Sous un titre ambitieux, l’A. expose les principes et l’évolution de la pensée mathématique de Malebranche en deux grandes parties. La première, fondée principalement sur l’analyse du livre VI de la Recherche de la vérité, analyse les rapports généraux de la pensée de l’Oratorien avec les procédures mathématiques développées dans les Regulæ ad directionem ingenii en étudiant successivement les conceptualisations malebranchiennes de la méthode, puis la théorie de la vérité entendue comme rapport. Il s’agit ici d’examiner la période qui va des premiers travaux aux années 1690. Le tournant qui suit est opéré notamment sous l’influence des résultats leibniziens, dans le cadre de la diffusion du nouveau calcul. La seconde partie (« Évolution ou Revirement ? ») se focalise initialement sur la question du calcul intégral et de l’infini, en analysant pour commencer le manuscrit Du calcul intégral publié en 1967 (2e édition 1979) par P. Costabel dans le vol. XVII-2 des Œuvres complètes de Malebranche. Le fruit de cette analyse est la mise en évidence de l’attitude différenciée de D. et de Malebranche par rapport à la question de l’infini, tant en mathématiques qu’en philosophie. Ce point débouche, apparemment par souci d’exhaustivité (p. 287), sur le thème de la physique générale malebranchienne (ch. 5). La conclusion écarte toute idée de revirement et s’attache à reconstituer les cohérences. Parmi les points les plus intéressants de cette étude, vient en premier lieu la présentation (faite sans changement par rapport aux hypothèses de P. Costabel) et l’analyse détaillée du cahier de Malebranche rédigé à partir des Leçons de calcul intégral de J. Bernoulli. L’A. clarifie les problèmes traités dans ce document de manière précise, mais il semble que le trait de contraste soit parfois forcé. Par exemple, à propos des tangentes, l’A. rappelle que, dans l’école malebranchiste, on suppose « depuis un certain temps » que « les lignes courbes se doivent considérer comme des polygones d’une infinité de petits côtés égaux » (p. 209), et oppose cette conception de la courbure à celle de D., pour lequel, selon l’A., qui s’appuie sur la Géométrie (AT VI, 412), une telle supposition serait impossible. Or D., dans une lettre à Mersenne du 23 août 1638, dit précisément qu’il considère la « roulette circulaire comme un polygone qui a une infinité de côtés » (AT II, 309). Certes, D. ne démontre pas cette supposition, pas plus que les malebranchistes, mais il l’assume bel et bien.

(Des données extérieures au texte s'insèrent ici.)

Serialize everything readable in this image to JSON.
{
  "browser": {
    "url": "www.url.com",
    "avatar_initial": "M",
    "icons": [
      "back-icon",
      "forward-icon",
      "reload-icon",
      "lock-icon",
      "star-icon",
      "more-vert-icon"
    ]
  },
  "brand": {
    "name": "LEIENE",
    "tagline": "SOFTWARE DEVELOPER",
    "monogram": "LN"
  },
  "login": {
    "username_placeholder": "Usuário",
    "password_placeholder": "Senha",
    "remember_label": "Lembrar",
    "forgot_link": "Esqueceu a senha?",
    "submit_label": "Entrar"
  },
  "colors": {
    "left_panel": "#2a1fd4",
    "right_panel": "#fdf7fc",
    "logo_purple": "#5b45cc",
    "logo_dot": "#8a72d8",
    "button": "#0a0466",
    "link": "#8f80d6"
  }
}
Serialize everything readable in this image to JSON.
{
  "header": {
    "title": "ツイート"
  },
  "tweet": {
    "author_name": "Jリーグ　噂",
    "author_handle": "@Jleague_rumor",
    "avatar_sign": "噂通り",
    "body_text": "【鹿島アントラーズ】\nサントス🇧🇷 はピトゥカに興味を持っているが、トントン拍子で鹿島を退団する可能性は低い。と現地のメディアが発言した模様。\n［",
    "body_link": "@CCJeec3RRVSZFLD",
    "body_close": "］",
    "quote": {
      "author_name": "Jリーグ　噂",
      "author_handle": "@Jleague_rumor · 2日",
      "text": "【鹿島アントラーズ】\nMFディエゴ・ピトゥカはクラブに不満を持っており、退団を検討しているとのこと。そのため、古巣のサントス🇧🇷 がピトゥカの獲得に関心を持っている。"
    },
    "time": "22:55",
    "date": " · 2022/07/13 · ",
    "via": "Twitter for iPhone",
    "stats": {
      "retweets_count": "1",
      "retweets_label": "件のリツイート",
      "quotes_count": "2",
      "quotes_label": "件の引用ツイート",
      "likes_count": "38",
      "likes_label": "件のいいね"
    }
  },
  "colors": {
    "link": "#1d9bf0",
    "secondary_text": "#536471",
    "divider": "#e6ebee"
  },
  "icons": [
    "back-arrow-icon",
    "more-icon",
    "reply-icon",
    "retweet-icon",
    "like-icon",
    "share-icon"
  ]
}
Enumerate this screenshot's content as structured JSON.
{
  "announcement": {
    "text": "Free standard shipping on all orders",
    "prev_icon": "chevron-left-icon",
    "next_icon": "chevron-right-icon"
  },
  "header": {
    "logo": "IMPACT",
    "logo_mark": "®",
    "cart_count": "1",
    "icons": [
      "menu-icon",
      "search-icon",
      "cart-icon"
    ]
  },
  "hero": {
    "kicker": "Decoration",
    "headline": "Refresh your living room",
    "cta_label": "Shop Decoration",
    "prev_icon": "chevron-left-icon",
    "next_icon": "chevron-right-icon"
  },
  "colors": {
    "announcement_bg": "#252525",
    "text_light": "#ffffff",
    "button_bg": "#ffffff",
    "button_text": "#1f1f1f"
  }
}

Ce travail centré sur Malebranche intéresse naturellement les études cartésiennes, puisque l’A. s’attache constamment à montrer l’analogie des problèmes, la reprise critique par Malebranche des thèmes de D. et leur transformation voire leur rejet. Concernant la question de la méthode, l’analyse de l’A. est intéressante dans sa mise en rapport des Regulae avec la pars construens de la Recherche : signalés depuis longtemps, les parallèles entre le D. encore inédit et la méthodologie malebranchienne sont manifestes (mais peut-être aurait-on souhaité qu’ils fassent l’objet d’un relevé plus systématique, plutôt que d’une reconstruction affectée de digressions) ; de même, il y a ici, chez Malebranche comme chez D., un rapport essentiel avec la théorie de l’imagination, dont les grandes lignes sont restituées.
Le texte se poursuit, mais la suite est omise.